New standardised medication charts being rolled out in all District Health Boards nationwide will reduce the number of adverse events caused by misread drug charts, says Hawke's Bay District Health Board pharmacy manager Billy Allan.
Mr Allan, who was on the project's steering group, said the ultimate aim of the newcharts was to improve patient safety by minimising the potential of them being misread.
It ensured every person involved in prescribing, dispensing, administering and reviewing medicines for adult in-patients would use the same chart throughout New Zealand.
The national chart replaced those devised by individual hospitals, with design features to improve clarity.
Mr Allan said while ultimately reducing the incidences of misread drug charts, the nationalised system would initially cause an increase of reported mistakes.
"We've been training people [in using the new charts] with best practice, so they may become more aware of what bad practice is," he said. "They'll start reporting it because we've raised [their] awareness."
Mr Allan said one of the features, a pre-printed decimal point in the dosage box, could prevent adverse events such as the death of an Auckland woman at North Shore Hospital this month.

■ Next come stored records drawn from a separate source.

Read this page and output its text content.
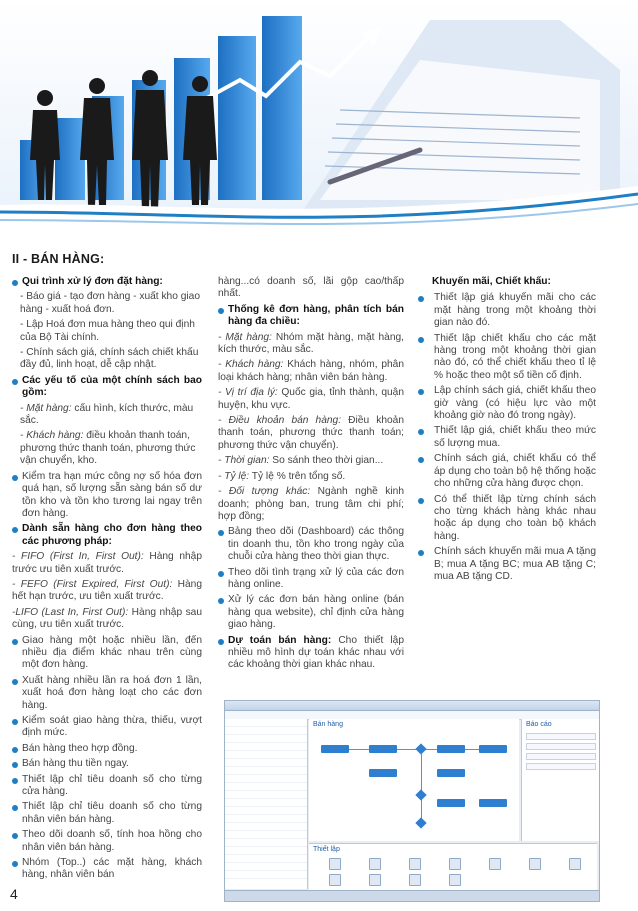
II - BÁN HÀNG:
Qui trình xử lý đơn đặt hàng:
- Báo giá - tạo đơn hàng - xuất kho giao hàng - xuất hoá đơn.
- Lập Hoá đơn mua hàng theo qui định của Bộ Tài chính.
- Chính sách giá, chính sách chiết khấu đầy đủ, linh hoạt, dễ cập nhật.
Các yếu tố của một chính sách bao gồm:
- Mặt hàng: cấu hình, kích thước, màu sắc.
- Khách hàng: điều khoản thanh toán, phương thức thanh toán, phương thức vận chuyển, kho.
Kiểm tra hạn mức công nợ số hóa đơn quá hạn, số lượng sẵn sàng bán số dư tồn kho và tồn kho tương lai ngay trên đơn hàng.
Dành sẵn hàng cho đơn hàng theo các phương pháp:
- FIFO (First In, First Out): Hàng nhập trước ưu tiên xuất trước.
- FEFO (First Expired, First Out): Hàng hết hạn trước, ưu tiên xuất trước.
-LIFO (Last In, First Out): Hàng nhập sau cùng, ưu tiên xuất trước.
Giao hàng một hoặc nhiều lần, đến nhiều địa điểm khác nhau trên cùng một đơn hàng.
Xuất hàng nhiều lần ra hoá đơn 1 lần, xuất hoá đơn hàng loạt cho các đơn hàng.
Kiểm soát giao hàng thừa, thiếu, vượt định mức.
Bán hàng theo hợp đồng.
Bán hàng thu tiền ngay.
Thiết lập chỉ tiêu doanh số cho từng cửa hàng.
Thiết lập chỉ tiêu doanh số cho từng nhân viên bán hàng.
Theo dõi doanh số, tính hoa hồng cho nhân viên bán hàng.
Nhóm (Top..) các mặt hàng, khách hàng, nhân viên bán
hàng...có doanh số, lãi gộp cao/thấp nhất.
Thống kê đơn hàng, phân tích bán hàng đa chiều:
- Mặt hàng: Nhóm mặt hàng, mặt hàng, kích thước, màu sắc.
- Khách hàng: Khách hàng, nhóm, phân loại khách hàng; nhân viên bán hàng.
- Vị trí địa lý: Quốc gia, tỉnh thành, quận huyện, khu vực.
- Điều khoản bán hàng: Điều khoản thanh toán, phương thức thanh toán; phương thức vận chuyển).
- Thời gian: So sánh theo thời gian...
- Tỷ lệ: Tỷ lệ % trên tổng số.
- Đối tượng khác: Ngành nghề kinh doanh; phòng ban, trung tâm chi phí; hợp đồng;
Bảng theo dõi (Dashboard) các thông tin doanh thu, tồn kho trong ngày của chuỗi cửa hàng theo thời gian thực.
Theo dõi tình trạng xử lý của các đơn hàng online.
Xử lý các đơn bán hàng online (bán hàng qua website), chỉ định cửa hàng giao hàng.
Dự toán bán hàng: Cho thiết lập nhiều mô hình dự toán khác nhau với các khoảng thời gian khác nhau.
Khuyến mãi, Chiết khấu:
Thiết lập giá khuyến mãi cho các mặt hàng trong một khoảng thời gian nào đó.
Thiết lập chiết khấu cho các mặt hàng trong một khoảng thời gian nào đó, có thể chiết khấu theo tỉ lệ % hoặc theo một số tiền cố định.
Lập chính sách giá, chiết khấu theo giờ vàng (có hiệu lực vào một khoảng giờ nào đó trong ngày).
Thiết lập giá, chiết khấu theo mức số lượng mua.
Chính sách giá, chiết khấu có thể áp dụng cho toàn bộ hệ thống hoặc cho những cửa hàng được chọn.
Có thể thiết lập từng chính sách cho từng khách hàng khác nhau hoặc áp dụng cho toàn bộ khách hàng.
Chính sách khuyến mãi mua A tặng B; mua A tặng BC; mua AB tặng C; mua AB tặng CD.
Bán hàng	Báo cáo
Thiết lập
4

The woman died after receiving 10 times the prescribed drug dose. Other media reported the mistake may have occurred after a nurse overlooked a decimal point on the patient's medication chart.
Mr Allan warned however, the new charts were not foolproof.
"It's still a manual practice so there's potential for human error, there's potential for misreading it."
It was only the first step to improving medication processes, he said. The next step would be an electronic version, like that trialled at Dunedin Hospital, which he said was at least five years away from reaching the Bay.
This would not entirely eliminate the potential for error as it still required human input.
The "ultimate utopia" would be a barcoding system, he said.
Mr Allan said the new charts were only one avenue of reducing errors with medication. Patients could also reduce the risk by bringing their medication with them during hospital visits.
Last year the Health Quality and Safety Commission found there were 17 reported instances of medication errors across all DHBs.